Psychology Maziwisa, a Harare-based political analyst, said he shared Chombo’s abhorrence for the unprofessional conduct of city fathers.
“I believe his (Chombo) actions to be the best for anyone in his position . . . Everywhere you look, be it in Chitungwiza, Victoria Falls or Mutare, there is clear and gross evidence of mismanagement and corruption and a general desire to use public funds for private purposes,” said Maziwisa.
“It’s a situation that should shame everyone and should not be allowed to continue. Yet those from the MDC-T camp seem to think this is all politics. It isn’t and they know it. Otherwise why would Prime Minister Tsvangirai, constantly call on most of his councillors to be investigated for corruption? It’s because he knows as much as everybody does that his officials are feasting on national funds to feather their own nests.
“And you know what’s really sad about this whole thing: All the blame has been placed entirely on the councillors. Of course, that’s not correct. To a greater and lesser extent, they are merely following in the footsteps of their mentors who have not done much of a job to lead by example,” he said.
Chombo’s critics, however, construe the minister’s actions as self-serving meant to glorify ZANU-PF by tainting the MDC-T ahead of elections.
But Maziwisa differs, saying the MDC-T councillors had tainted themselves by deceiving and cheating the very people they were supposed to serve.
“ZANU-PF did not cause them to steal; their selfishness did. Do they mean to suggest that Chombo should turn a blind eye to MDC-T’s frightening, despicable and unforgivable ways just because an election is looming and his actions might be regarded as expedient and self-serving?
“For all his vulnerabilities, Chombo is doing a great job, trying to clean up the mess in our councils. For that he deserves to be commended, not condemned,” he said.
But Charles Mangongera, another political analyst, disagreed with Maziwisa.
Mangongera said Chombo’s meddling in local government affairs was purely driven by politics rather than the quest for transparent and accountable public administration.
“He (Chombo) is obviously abusing the Urban Councils Act to target and victimise MDC-T-led councils. He must not forget that these councils were democratically elected by citizens and he cannot just wake up and fire them. We know that there are cases of corruption and maladministration in some of those councils, but that does not warrant the dismissal of the entire councils to be replaced by commissions,” he said.
Mangongera added that it was common cause among the generality of the population that commissions appointed by Chombo to run certain councils in the past were nothing but ZANU-PF cartels for looting and corruption.
“Harare is a case in point.
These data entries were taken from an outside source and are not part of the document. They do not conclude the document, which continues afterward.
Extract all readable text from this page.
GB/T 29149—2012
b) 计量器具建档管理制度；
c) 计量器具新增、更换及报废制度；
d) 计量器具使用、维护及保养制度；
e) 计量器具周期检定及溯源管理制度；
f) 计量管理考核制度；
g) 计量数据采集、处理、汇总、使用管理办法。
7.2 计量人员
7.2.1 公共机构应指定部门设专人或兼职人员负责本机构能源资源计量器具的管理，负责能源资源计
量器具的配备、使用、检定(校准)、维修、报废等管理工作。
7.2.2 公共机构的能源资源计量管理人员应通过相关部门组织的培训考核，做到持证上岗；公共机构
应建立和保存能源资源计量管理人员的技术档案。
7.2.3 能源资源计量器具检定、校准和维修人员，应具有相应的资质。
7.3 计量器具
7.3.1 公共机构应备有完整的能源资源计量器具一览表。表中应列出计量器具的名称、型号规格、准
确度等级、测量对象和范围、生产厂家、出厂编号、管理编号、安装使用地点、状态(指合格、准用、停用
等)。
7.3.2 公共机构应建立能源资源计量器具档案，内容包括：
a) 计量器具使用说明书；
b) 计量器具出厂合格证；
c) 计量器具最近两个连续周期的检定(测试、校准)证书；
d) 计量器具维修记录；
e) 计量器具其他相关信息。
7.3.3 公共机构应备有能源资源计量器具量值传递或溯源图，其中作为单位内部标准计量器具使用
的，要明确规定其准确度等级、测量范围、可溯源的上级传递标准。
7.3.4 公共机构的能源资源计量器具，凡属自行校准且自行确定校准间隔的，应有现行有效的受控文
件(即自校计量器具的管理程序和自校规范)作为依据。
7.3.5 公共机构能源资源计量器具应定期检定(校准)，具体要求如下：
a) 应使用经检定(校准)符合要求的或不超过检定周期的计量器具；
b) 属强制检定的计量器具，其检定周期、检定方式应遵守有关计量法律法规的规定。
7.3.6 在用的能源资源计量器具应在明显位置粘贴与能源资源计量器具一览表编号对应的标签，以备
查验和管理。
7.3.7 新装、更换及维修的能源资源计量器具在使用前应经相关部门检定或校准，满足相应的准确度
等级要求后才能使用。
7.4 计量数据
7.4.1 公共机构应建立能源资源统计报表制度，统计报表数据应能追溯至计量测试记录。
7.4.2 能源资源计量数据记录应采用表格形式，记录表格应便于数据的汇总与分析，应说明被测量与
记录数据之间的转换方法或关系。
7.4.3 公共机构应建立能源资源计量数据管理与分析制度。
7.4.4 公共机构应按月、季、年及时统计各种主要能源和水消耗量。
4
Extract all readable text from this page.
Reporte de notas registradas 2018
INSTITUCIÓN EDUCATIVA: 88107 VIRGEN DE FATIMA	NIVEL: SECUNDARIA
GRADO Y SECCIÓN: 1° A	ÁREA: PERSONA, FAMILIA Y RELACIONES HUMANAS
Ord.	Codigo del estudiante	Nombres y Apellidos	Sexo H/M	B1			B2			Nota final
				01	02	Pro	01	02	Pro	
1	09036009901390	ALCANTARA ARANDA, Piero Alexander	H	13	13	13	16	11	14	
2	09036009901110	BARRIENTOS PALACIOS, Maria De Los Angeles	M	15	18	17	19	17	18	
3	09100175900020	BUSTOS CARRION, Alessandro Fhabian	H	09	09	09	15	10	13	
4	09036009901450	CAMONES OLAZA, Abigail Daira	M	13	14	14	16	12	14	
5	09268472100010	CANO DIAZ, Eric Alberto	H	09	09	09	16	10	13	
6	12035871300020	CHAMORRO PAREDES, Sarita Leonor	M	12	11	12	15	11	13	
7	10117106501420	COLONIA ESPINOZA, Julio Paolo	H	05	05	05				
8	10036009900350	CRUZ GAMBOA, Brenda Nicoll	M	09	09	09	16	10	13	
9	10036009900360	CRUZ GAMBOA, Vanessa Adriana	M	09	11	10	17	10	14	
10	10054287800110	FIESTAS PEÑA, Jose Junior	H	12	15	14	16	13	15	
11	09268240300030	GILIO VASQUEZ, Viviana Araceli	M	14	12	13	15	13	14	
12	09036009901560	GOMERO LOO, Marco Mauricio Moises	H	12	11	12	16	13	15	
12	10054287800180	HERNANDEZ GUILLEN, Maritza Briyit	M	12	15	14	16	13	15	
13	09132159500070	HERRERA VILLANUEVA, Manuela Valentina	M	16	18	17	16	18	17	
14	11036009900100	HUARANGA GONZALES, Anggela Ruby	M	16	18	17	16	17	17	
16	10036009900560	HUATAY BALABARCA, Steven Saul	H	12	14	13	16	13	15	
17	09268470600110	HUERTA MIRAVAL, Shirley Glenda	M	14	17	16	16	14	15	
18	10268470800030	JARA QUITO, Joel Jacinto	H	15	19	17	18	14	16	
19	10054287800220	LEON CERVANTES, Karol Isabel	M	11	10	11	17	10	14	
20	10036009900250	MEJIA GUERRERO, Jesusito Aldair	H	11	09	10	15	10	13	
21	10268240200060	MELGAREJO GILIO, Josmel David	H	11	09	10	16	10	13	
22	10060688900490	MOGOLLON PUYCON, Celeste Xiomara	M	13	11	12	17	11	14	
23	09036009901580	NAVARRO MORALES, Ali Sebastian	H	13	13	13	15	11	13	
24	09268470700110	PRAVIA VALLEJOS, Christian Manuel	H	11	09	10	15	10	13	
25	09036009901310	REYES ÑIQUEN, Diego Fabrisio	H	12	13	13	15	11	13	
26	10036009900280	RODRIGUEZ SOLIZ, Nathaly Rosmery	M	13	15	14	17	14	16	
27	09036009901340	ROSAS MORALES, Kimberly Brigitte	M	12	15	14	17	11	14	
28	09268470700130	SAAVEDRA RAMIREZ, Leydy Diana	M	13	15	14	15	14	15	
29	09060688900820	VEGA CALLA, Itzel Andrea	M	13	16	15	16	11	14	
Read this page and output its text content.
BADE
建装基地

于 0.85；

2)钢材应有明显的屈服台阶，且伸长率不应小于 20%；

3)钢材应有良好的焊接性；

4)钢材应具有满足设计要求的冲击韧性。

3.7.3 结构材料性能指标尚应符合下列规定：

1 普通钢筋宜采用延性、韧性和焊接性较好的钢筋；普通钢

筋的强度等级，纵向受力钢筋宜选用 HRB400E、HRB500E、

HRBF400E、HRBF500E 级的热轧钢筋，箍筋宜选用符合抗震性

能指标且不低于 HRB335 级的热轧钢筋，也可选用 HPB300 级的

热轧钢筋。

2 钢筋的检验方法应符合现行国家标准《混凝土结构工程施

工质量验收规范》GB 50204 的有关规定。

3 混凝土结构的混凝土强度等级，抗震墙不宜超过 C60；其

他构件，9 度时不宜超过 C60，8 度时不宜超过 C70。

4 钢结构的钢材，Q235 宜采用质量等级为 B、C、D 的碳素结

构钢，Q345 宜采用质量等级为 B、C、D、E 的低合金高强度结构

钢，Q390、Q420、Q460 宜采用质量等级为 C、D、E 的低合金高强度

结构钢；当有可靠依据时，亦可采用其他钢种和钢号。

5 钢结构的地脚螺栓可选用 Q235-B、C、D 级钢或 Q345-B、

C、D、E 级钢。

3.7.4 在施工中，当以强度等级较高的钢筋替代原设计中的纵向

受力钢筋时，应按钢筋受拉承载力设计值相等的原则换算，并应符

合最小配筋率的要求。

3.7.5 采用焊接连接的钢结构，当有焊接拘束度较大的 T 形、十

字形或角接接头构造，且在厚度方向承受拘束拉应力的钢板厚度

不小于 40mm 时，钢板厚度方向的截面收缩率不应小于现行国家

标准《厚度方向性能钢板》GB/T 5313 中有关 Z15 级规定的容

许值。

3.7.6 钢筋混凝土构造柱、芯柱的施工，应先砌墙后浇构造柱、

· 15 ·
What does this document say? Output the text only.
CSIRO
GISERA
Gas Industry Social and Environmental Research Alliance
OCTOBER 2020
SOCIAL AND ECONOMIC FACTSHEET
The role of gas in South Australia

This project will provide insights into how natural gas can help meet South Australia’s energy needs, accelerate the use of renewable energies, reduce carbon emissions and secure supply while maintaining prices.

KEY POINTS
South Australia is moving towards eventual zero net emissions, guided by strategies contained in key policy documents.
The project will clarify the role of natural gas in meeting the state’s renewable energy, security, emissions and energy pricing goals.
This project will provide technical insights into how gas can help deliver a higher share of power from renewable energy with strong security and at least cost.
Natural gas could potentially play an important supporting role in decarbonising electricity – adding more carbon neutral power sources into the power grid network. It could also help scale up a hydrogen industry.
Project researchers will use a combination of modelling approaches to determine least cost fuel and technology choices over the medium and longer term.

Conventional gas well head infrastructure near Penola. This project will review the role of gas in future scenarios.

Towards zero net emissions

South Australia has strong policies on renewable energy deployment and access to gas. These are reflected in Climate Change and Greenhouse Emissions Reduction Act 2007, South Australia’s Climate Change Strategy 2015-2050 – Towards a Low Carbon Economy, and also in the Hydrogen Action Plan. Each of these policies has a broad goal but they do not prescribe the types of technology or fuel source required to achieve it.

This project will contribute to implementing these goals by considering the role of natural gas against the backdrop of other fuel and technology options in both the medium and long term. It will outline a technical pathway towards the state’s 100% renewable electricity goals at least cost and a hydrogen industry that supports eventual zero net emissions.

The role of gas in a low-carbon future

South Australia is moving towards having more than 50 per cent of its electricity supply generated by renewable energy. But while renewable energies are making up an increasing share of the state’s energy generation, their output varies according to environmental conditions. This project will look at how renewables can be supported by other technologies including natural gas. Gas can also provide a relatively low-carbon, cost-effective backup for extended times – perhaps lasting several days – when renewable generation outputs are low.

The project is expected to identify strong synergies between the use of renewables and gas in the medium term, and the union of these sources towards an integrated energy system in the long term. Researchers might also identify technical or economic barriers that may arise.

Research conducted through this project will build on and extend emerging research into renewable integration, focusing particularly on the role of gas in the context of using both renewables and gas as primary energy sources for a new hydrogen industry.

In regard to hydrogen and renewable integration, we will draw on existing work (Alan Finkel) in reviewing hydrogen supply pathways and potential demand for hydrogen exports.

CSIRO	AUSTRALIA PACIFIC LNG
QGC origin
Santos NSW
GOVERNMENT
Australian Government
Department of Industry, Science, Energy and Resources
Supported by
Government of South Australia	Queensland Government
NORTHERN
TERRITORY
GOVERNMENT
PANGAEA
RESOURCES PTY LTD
All the corrupt land deals that the city is now grappling with were entered into at a time when it was being run by a commission,” he said, in apparent reference to the Sekesai Makwavarara and the Michael Mahachi commissions, which ran the city before the 2008 harmonised polls.
The arguments aside, graft is certainly taking root in both rural and urban municipalities. Being the Local Government Minister, Chombo must put a stop to the rot. But in exercising his duties, the minister must be both fair and non-partisan.